What does that mean, "You do not know my body better than me?" My gynecologist is the only person who has seen my cervix. My anesthesiologist is the only person who has seen my glottis. You may have no idea how your body will react under anesthesia, so how can you say you truly know your body? NO ONE knows EVERYTHING about themselves, physiologically, and in some cases, a clinician WILL know more than a person about his/her body.
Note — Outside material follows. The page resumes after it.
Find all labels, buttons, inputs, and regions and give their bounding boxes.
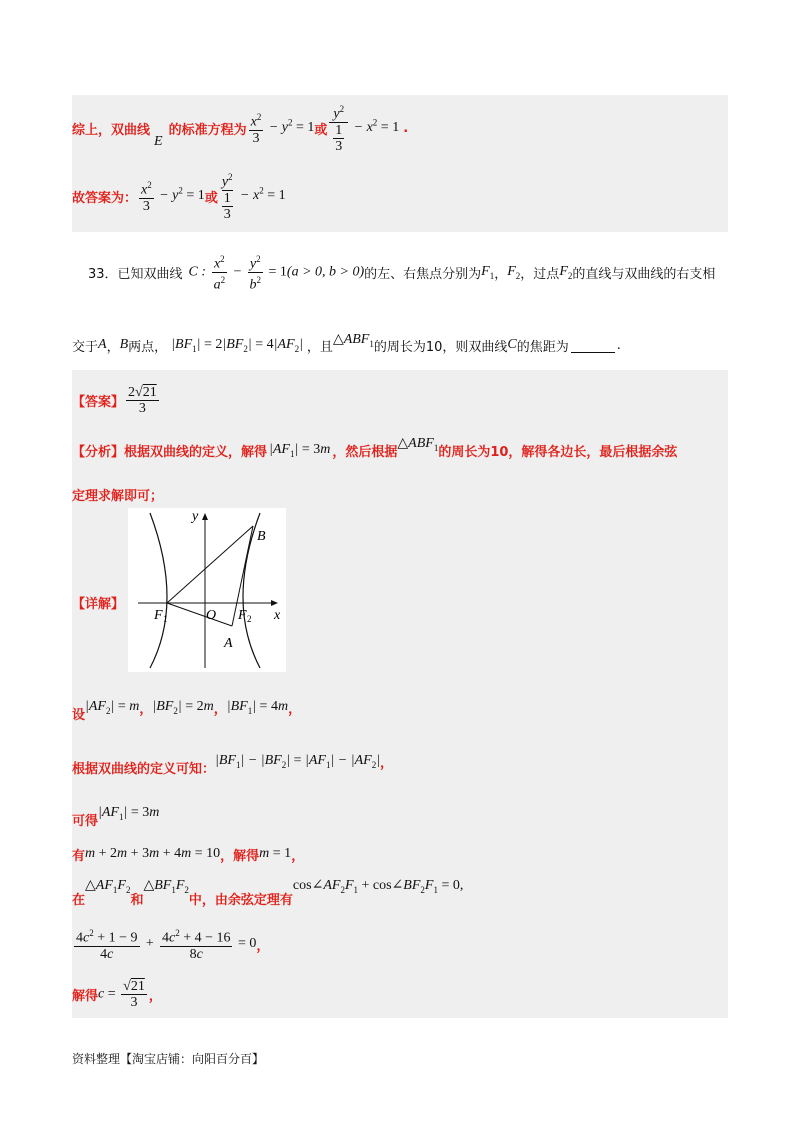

Finally, if not even The Atlantic can get an anesthesia story totally right, then Fox News is certainly not going to be entirely reputable either. Most articles have to resort to some sensationalism to make bucks. That's not to say that the issue raised of unethical pelvic exams doesn't occur or isn't a problem (though again, I don't recall ever having seen it), but I'd have to hear from a much wider range of clinicians and patients to feel I have an adequate understanding of the actual situation.

Sometimes I let the surgeons or paramedics-in-training intubate patients but I always obtain the patients' permission beforehand and document on the consent form that the patient is willing to allow someone other than myself or the nurse anesthetist working with me to perform the intubation. I believe any such departure from the norm warrants explicit consent.

Never Again said...

T. What do you do or what would you do if a patient (such as me) refused the services of the crna? I have zero intentions of ever letting an advanced practice nurse do any "doctoring" on me. How would I enforce this if I'm to be knocked out? Bring a video tape?

T. said...

Specific preferences about which you feel very strongly should be explicitly added to / documented on your consent form before you and your physician sign it. The consent you give should be sufficiently binding.